You can add the REINDEER to your system – whether that’s a manual board, a flipbook, or a device – and then procede to teach it. Do whatever you have to do to make that link between the picture, the sound of the word, and the things “out there” that pulls Santa’s sleigh or ends up served with gravy on a plate. (What? You didn’t know reindeer is a food? Sorry to crush any “Bambi” or “Rudolph” fantasies there!)
Then you can move on to do the same for TREE, with modeling, imitating, generating, and generalizing as target behaviors. And at the end of this, your client will have learned “reindeer” and “tree.”
But if you want to get more bang for buck, why not switch it up a little and worry more about teaching words that can be used to talk about reindeer and tree. For example, “Tell me about a tree” can be answered using words like “big,” “tall,” “green,” “hard,” “grow,” “it,” and so on. Pointing at a picture of a tree and asking “What’s this?” has one response; “tree.” 
Before folks start foaming at the mouth and calling me an “anti-nounist,” let’s be clear that nouns are, and always will be, an important part of a vocabulary.
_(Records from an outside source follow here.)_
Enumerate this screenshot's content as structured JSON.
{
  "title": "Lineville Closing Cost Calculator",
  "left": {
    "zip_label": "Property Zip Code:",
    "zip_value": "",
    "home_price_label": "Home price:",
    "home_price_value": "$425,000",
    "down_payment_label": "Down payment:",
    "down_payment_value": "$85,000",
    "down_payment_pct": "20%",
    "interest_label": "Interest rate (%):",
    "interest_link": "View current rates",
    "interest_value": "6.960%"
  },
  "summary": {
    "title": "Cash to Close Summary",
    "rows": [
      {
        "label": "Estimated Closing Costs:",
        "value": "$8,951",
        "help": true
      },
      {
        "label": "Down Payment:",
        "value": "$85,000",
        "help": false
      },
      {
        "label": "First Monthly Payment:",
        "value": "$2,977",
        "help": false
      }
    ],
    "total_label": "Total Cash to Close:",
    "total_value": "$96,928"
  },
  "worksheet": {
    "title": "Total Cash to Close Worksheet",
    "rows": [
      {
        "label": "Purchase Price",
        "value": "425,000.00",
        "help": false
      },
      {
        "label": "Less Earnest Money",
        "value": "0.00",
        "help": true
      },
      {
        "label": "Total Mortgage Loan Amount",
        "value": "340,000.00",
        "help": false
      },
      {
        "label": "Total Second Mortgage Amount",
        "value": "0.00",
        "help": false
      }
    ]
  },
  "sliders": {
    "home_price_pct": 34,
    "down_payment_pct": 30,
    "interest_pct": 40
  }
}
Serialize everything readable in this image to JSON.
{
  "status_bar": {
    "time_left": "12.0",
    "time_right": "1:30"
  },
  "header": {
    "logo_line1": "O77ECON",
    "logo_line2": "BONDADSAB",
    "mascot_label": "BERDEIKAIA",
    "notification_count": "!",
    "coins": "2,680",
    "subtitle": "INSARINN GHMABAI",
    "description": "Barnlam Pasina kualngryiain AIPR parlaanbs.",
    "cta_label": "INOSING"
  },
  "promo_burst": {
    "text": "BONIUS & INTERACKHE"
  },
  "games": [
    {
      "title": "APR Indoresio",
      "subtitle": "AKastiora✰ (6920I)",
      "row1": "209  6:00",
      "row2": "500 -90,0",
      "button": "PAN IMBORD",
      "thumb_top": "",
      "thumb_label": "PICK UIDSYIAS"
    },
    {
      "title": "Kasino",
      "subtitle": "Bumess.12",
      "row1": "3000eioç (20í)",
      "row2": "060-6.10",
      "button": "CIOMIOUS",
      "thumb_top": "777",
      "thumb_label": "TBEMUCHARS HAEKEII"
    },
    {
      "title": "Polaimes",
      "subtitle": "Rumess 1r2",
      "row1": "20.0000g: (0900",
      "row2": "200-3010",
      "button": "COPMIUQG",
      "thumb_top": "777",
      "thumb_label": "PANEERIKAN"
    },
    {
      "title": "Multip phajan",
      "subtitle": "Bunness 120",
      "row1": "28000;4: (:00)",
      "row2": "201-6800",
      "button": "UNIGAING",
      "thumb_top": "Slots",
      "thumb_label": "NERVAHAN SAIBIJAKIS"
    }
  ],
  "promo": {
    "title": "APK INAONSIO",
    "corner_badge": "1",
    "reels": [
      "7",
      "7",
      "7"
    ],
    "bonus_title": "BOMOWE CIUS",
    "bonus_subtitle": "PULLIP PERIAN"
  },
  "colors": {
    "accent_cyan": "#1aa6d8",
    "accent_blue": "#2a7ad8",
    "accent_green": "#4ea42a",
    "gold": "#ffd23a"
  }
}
Nouns are the largest part of the English lexicon, so no system can avoid them. However, because nouns are (a) easy to picture and (b) seem so fundamental to our lives, it’s possible to develop a noun bias when designing AAC systems.  Once you acknowledge this can happen, it becomes easier to think about using nouns as a core-word pivot for teaching more generic, more useful, higher frequency common words. 
And finally, good news on the Christmas music front: I’ve been listening to the Holly Channel while writing this and so far, no Justin Bieber. And if I didn’t have the words “Justin Bieber” available in an AAC system, I could use it as a core-word pivot and say “He is not who I like. I want him to go away. He is short, he is small, and I don’t think he can sing. I think I am too old to like him and that is not a bad thing.”
 If you’re looking for a fun Christmas movie, you should consider the under-rated but deliciously dark Scrooged with Bill Murray. There are some wonderful one-liners and Murray, as always, is the master of timing and facial expression.
 One of the more enduring concepts that has come from psychoanalysis into everyday consciousness is that of encouraging someone to talk about themselves and their feelings. “Tell me about your mother” as opposed to “Which parent screwed you up more?” results in a much richer sample of language for the analyst. By the same token, asking “Tell me about ‘trees'” will force a response semantically richer than “What’s that tall, woody thing with leaves?”
 I suggest that the noun bias in picture-based AAC system is an artificial construct driven by the nature of the medium being used – pictures on paper, in books, or on a device. Because nouns are inherently easier to represent pictorially than other parts of speech (try drawing “mouse” then “something” and you’ll see the challenge), the bias towards nouns is therefore built-in to the system. I doubt anyone actually sits down and thinks, “Let’s see if I can create a set of pictures with thousands of nouns” but like a train on the tracks, the rails already point you toward a particular destination.
 Rather than treating a noun as “the name of a person, place, or thing,” recasting it as a core-word pivot turns it into word that “functions in relation to other words in different grammatical classes, and signals relationships between them.” If you use the word “tree” to also trigger associations with “tall,” “plant,” “grow,” “green” and so on, you’re actually teaching a fundamental property of language – that words can have both denotative and connotative references. If someone didn’t learn this basic notion, then they wouldn’t be able to comprehend metaphor; and metaphor is language. A second value of treating nouns as core-word pivots is that you have a metric to help you decide what nouns to choose; those that pivot more core are better.